Sylvio Ronny Rodelin (born 18 November 1989) is a French professional footballer who plays as a forward.

==Club career==
===Early career===
Rodelin began his youth and senior career at Rodez. During the 2007–08 season, he scored 1 goal in 23 Championnat National matches. In July 2008 he signed for Ligue 1 club Nantes. On 28 January 2010, Championnat National club Troyes signed him on loan from Nantes until the end of the 2009–10 season. He played the 2010–11 season in Ligue 2 with Nantes, making 19 appearances (15 of them in Ligue 2) and scoring 5 goals (all of them scored in Ligue 2) in all competitions.

===Lille===
On 13 June 2011, he signed a four-year contract to join Ligue 1 club Lille. On 6 August 2011, he made his competitive debut for Lille, coming on as a substitute for Florent Balmont in the 87th minute in the Ligue 1 away match against AS Nancy which ended in a 1–1 draw.

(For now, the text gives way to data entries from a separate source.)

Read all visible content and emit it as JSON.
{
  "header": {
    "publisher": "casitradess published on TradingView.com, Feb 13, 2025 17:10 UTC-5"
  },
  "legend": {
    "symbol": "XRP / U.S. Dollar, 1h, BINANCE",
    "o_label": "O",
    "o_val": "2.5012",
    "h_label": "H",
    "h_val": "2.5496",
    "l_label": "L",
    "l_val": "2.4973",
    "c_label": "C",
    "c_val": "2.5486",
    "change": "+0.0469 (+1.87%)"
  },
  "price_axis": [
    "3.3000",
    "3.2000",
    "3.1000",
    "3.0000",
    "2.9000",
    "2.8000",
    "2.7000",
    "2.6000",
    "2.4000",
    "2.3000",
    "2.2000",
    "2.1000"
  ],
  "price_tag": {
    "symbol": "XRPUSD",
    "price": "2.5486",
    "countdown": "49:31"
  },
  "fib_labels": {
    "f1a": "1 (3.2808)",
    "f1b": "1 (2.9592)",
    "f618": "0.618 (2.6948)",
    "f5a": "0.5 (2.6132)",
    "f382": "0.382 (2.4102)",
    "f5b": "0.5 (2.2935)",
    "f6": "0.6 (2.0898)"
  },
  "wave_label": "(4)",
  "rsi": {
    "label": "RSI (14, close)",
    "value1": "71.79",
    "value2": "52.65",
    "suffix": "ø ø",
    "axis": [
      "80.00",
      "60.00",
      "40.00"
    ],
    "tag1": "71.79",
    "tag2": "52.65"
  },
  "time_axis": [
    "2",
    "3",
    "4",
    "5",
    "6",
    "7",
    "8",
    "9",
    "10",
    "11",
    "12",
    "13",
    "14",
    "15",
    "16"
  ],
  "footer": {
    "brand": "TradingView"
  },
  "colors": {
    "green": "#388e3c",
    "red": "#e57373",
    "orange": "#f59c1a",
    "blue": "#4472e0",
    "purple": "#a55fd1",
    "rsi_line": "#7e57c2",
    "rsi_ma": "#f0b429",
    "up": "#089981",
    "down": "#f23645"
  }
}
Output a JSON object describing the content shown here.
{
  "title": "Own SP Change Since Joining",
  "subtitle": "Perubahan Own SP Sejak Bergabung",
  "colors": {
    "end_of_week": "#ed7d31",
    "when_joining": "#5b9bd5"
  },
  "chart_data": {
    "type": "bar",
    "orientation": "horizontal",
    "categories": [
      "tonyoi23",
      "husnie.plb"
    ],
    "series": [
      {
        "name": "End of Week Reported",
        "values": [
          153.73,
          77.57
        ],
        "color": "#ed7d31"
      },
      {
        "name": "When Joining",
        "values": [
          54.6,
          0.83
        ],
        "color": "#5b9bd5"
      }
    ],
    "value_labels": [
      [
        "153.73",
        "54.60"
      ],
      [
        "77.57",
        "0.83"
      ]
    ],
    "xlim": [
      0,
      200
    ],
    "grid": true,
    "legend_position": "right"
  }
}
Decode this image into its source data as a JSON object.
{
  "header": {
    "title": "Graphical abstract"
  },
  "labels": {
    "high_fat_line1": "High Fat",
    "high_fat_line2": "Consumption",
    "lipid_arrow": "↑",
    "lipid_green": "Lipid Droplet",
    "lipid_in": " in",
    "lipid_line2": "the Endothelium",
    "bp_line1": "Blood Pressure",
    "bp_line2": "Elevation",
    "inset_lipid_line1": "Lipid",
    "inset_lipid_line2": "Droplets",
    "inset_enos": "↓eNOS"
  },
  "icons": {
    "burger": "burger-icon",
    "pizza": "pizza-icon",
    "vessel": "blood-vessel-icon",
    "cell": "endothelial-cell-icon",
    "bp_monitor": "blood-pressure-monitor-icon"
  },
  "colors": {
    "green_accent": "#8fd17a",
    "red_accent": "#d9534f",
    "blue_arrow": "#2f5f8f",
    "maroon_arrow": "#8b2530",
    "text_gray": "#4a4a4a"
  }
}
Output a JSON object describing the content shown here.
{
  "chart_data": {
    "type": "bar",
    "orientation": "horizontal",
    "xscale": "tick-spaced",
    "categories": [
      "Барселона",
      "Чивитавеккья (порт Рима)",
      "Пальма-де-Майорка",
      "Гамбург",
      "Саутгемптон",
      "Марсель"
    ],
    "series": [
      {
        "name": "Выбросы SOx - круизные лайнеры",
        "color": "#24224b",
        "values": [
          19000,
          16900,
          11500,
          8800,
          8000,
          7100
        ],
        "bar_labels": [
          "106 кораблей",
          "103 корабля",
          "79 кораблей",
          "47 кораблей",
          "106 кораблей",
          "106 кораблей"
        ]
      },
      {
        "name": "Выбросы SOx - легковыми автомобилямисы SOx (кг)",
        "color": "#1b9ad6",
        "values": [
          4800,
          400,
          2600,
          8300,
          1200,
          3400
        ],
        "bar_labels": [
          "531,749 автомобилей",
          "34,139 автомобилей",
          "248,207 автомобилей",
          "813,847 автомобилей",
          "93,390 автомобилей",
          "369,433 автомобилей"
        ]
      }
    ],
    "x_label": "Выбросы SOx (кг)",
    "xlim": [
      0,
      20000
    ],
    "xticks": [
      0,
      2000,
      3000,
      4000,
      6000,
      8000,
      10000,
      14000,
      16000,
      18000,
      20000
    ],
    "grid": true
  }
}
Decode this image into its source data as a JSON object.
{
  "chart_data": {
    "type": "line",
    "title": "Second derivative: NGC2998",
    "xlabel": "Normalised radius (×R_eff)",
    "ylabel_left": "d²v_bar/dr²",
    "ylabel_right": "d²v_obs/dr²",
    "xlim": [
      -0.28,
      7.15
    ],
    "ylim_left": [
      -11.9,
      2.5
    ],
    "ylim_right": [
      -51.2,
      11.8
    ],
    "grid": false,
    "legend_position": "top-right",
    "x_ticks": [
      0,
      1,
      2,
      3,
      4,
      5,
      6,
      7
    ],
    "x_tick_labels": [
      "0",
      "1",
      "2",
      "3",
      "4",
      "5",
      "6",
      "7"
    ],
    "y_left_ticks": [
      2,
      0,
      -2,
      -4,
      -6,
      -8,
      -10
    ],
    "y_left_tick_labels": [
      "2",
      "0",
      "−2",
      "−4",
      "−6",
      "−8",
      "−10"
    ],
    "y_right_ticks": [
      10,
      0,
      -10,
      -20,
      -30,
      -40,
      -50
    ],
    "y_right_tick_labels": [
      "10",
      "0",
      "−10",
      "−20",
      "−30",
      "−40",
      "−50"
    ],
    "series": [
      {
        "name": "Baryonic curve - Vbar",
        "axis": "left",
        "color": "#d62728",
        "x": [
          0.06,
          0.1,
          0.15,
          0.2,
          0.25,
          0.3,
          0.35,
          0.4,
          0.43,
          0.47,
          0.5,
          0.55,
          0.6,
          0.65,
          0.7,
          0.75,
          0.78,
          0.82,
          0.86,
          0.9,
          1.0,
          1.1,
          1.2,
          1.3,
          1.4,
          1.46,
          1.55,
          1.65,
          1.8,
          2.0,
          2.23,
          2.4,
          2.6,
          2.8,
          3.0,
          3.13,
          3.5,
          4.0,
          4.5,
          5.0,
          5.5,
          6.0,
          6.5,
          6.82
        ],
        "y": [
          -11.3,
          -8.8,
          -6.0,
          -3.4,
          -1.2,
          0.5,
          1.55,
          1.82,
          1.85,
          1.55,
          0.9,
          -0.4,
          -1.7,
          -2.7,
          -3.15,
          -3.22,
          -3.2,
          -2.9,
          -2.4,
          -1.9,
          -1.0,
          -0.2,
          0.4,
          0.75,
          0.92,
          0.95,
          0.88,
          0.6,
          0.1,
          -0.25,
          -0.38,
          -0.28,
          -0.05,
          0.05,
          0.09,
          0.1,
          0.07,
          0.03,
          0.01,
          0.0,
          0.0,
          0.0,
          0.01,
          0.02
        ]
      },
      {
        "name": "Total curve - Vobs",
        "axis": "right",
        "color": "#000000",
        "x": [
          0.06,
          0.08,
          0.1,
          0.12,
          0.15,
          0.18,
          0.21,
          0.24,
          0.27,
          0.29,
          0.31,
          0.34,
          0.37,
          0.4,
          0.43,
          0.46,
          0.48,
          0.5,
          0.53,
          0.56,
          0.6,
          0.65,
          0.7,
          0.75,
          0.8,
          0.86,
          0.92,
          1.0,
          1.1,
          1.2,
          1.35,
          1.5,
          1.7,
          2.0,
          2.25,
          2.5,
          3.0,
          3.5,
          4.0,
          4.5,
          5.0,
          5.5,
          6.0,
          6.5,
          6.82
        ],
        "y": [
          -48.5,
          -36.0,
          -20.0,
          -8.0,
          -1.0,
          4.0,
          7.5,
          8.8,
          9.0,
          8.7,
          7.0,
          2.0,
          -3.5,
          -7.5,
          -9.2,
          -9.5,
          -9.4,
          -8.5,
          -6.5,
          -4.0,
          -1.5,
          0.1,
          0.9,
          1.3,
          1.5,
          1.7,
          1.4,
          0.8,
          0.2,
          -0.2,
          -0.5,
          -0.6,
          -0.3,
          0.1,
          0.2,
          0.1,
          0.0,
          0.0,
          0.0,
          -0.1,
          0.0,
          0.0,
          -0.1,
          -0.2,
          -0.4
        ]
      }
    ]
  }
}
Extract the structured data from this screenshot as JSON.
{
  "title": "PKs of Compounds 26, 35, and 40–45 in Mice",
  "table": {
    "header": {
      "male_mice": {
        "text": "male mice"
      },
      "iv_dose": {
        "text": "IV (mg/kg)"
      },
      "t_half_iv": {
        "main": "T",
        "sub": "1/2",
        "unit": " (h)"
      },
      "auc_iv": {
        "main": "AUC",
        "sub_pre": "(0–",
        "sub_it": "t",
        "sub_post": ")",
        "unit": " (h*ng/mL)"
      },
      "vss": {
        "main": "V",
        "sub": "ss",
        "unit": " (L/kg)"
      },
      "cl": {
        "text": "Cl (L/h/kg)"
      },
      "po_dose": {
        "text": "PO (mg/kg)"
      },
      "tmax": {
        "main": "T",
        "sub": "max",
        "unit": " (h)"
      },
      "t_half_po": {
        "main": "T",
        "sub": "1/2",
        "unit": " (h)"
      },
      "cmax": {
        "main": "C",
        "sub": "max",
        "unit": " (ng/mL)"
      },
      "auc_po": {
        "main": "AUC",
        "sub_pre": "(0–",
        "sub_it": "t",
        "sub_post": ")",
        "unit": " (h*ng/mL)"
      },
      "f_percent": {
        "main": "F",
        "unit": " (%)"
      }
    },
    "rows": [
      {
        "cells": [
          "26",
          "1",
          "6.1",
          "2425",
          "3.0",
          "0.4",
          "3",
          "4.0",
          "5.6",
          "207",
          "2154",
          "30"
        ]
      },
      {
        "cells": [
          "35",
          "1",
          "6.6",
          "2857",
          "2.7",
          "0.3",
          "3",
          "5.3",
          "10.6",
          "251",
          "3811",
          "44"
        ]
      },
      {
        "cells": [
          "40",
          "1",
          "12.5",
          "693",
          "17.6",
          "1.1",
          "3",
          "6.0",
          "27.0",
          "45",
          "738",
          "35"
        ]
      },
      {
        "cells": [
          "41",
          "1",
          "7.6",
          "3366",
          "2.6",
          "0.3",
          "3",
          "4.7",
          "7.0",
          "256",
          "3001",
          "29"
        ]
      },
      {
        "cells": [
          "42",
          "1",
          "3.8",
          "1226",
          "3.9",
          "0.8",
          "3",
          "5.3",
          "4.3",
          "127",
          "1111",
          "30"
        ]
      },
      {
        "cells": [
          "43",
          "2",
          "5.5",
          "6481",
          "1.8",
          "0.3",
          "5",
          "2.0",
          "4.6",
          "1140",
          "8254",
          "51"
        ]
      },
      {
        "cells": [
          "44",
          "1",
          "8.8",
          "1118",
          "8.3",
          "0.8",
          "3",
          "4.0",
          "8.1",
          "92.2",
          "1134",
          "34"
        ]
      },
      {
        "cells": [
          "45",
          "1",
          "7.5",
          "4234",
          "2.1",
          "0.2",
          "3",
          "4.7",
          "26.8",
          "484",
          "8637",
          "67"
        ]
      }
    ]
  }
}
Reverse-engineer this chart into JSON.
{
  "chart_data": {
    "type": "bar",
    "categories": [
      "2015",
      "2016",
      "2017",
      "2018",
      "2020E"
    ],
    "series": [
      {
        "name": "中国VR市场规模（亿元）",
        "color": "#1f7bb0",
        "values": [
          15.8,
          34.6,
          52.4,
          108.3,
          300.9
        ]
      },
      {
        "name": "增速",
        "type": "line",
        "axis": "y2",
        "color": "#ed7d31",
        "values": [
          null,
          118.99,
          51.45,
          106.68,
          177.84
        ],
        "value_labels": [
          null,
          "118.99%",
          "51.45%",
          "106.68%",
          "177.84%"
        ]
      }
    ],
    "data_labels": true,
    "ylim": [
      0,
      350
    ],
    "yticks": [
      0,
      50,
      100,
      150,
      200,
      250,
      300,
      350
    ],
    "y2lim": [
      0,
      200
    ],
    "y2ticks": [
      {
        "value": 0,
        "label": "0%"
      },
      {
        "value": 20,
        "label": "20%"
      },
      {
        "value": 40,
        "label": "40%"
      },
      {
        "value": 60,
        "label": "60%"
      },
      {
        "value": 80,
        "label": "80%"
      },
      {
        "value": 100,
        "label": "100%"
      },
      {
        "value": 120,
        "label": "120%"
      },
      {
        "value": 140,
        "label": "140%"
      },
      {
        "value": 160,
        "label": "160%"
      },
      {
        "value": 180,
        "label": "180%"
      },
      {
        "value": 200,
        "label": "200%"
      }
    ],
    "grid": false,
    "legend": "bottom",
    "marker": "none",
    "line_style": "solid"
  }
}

====Mouscron-Péruwelz (loan)====
On 2 February 2015, Rodelin was loaned to Belgian Pro League club Mouscron-Péruwelz.

====Caen (loan)====
On 31 August 2015, Rodelin joined Ligue 1 club Stade Malherbe Caen on a year-long loan, with Caen given an option to buy him. On 12 September 2015, he made his competitive debut for Caen, starting in the Ligue 1 away match against Troyes AC which Caen won 3–1. He played in all of Caen's remaining 33 (starting in 32 of them) Ligue 1 matches of the 2015–16 season. He was Caen's second-highest scorer (behind Andy Delort) during the 2015–16 season with 10 goals (all of them scored in Ligue 1) and 2 assists in all competitions.

===Caen===
On 26 July 2016, Caen activated the clause to permanently sign Rodelin; he signed a three-year contract with Caen. On 20 May 2017, the last matchday of the 2016–17 Ligue 1 season, Rodelin scored the goal (his 9th and final Ligue 1 goal of the 2016–17 season) that ensured Caen remained in Ligue 1 for the 2017–18 season. With Caen needing a win against 2016–17 Ligue 1 runners-up Paris Saint-Germain to be sure of avoiding relegation, Rodelin had a penalty saved in the second half when Caen was down 1–0 before eventually finding the equalizer a minute into added time; the final score was 1–1.

===Guingamp===
In August 2018, Rodelin joined league rivals En Avant de Guingamp.

===Servette===
On 6 July 2021, he moved to Servette in Switzerland on a two-year contract. He made his competitive debut on 25 July in a 2–1 league win away over FC Sion, coming on as a substitute for Kastriot Imeri in the 58th minute. His first goal came on 22 August, scoring the final goal of a 4–1 win over FC Luzern, less than 30 seconds after coming off the bench.

==International career==
Born in Réunion, Rodelin is of Malagasy descent and was approached to join the Madagascar national team in March 2018.